Но Хава самоуверенно перебила:
– Фигня это, а не милитари. Женщина должна носить натуральный мех. Ты что, шубу себе позволить не можешь? Ходишь как нищенка. А это все потому, что мужика у тебя нет нормального.
Я уселась в кресло, а Хава, помогая мне откинуть голову в раковину и взбивая мыльную пену на волосах, все балаболила, не давая мне вставить ни слова.
– А ты слышала, Ханаев своей любовнице Верочке ювелирный магазин подарил. Чтобы, мол, дома не скучала. Нет, ну ты подумай! А у нее, между прочим, на голове три волосины в пять рядов. И такой успех. Чем же она его берет?

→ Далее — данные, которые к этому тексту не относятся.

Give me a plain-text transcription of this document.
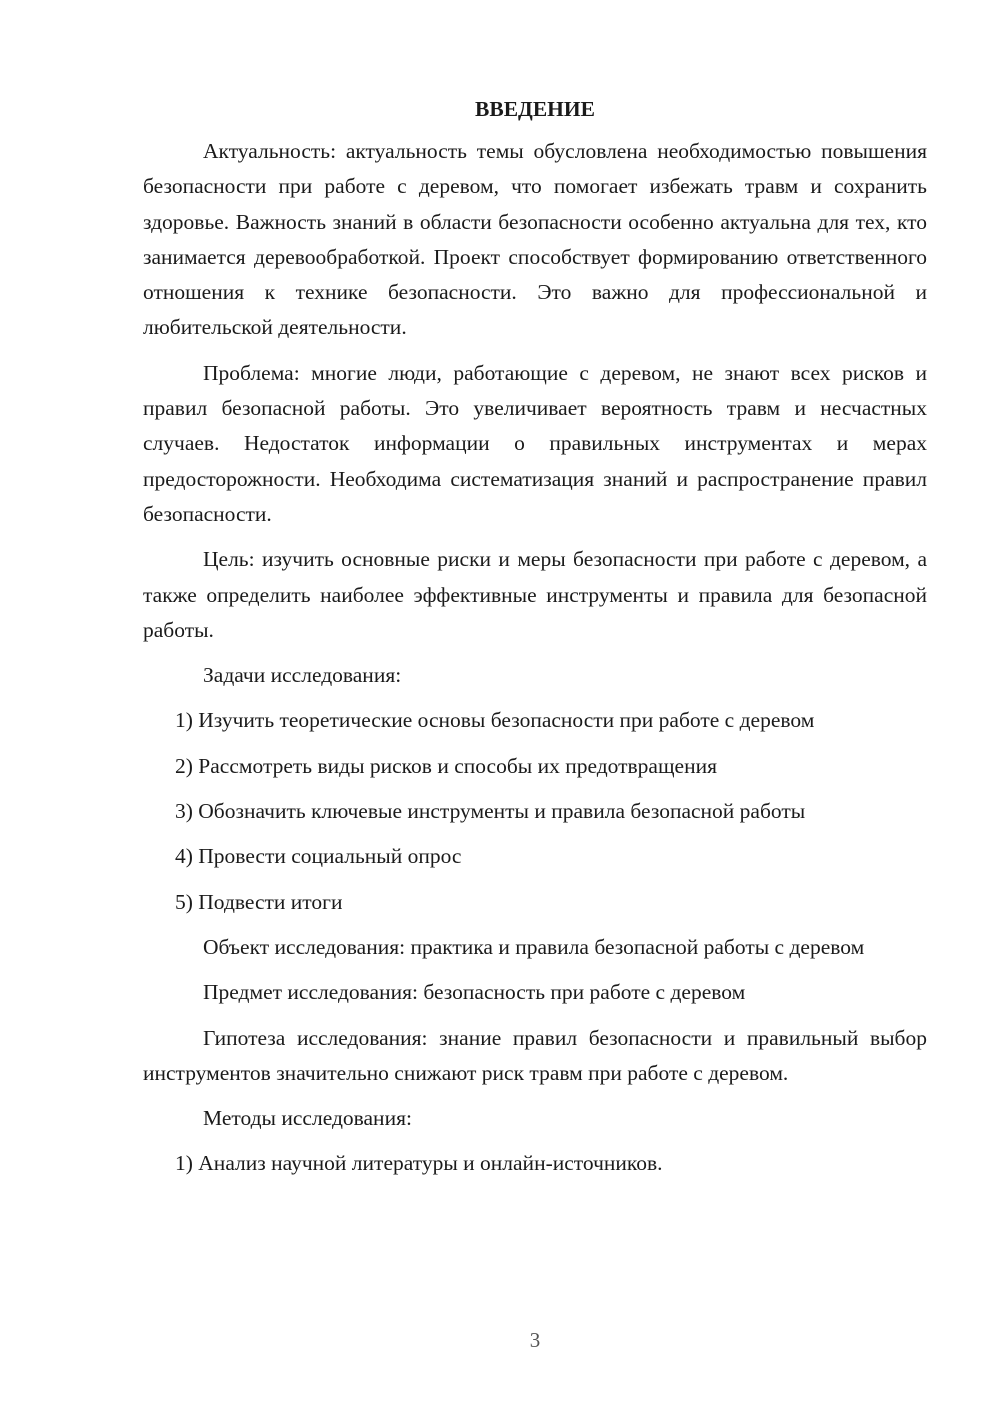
ВВЕДЕНИЕ

Актуальность: актуальность темы обусловлена необходимостью повышения безопасности при работе с деревом, что помогает избежать травм и сохранить здоровье. Важность знаний в области безопасности особенно актуальна для тех, кто занимается деревообработкой. Проект способствует формированию ответственного отношения к технике безопасности. Это важно для профессиональной и любительской деятельности.

Проблема: многие люди, работающие с деревом, не знают всех рисков и правил безопасной работы. Это увеличивает вероятность травм и несчастных случаев. Недостаток информации о правильных инструментах и мерах предосторожности. Необходима систематизация знаний и распространение правил безопасности.

Цель: изучить основные риски и меры безопасности при работе с деревом, а также определить наиболее эффективные инструменты и правила для безопасной работы.

Задачи исследования:

1) Изучить теоретические основы безопасности при работе с деревом
2) Рассмотреть виды рисков и способы их предотвращения
3) Обозначить ключевые инструменты и правила безопасной работы
4) Провести социальный опрос
5) Подвести итоги

Объект исследования: практика и правила безопасной работы с деревом

Предмет исследования: безопасность при работе с деревом

Гипотеза исследования: знание правил безопасности и правильный выбор инструментов значительно снижают риск травм при работе с деревом.

Методы исследования:

1) Анализ научной литературы и онлайн-источников.
3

Я рассеянно слушала весь этот поток информации, прикрыв глаза и собираясь с мыслями перед предстоящими мне дневными делами. И тут Хава внезапно упомянула знакомое мне имя, и сонную одурь как рукой сняло.
– Ну, что и говорить, Тамерлан Русланович, конечно, настоящий мужчина. Широкой души человек, – пропела она, и, взглянув в зеркало, висевшее перед нами, я увидела, как она томно закатила глаза. – А как говорит… «Ты, Хава, – говорит он мне, – единственная отрада в моей жизни. Мое солнце и луна». Вот прямо как в «Великолепном веке» султан Сулейман говорил Хюррем, так он мне и сказал.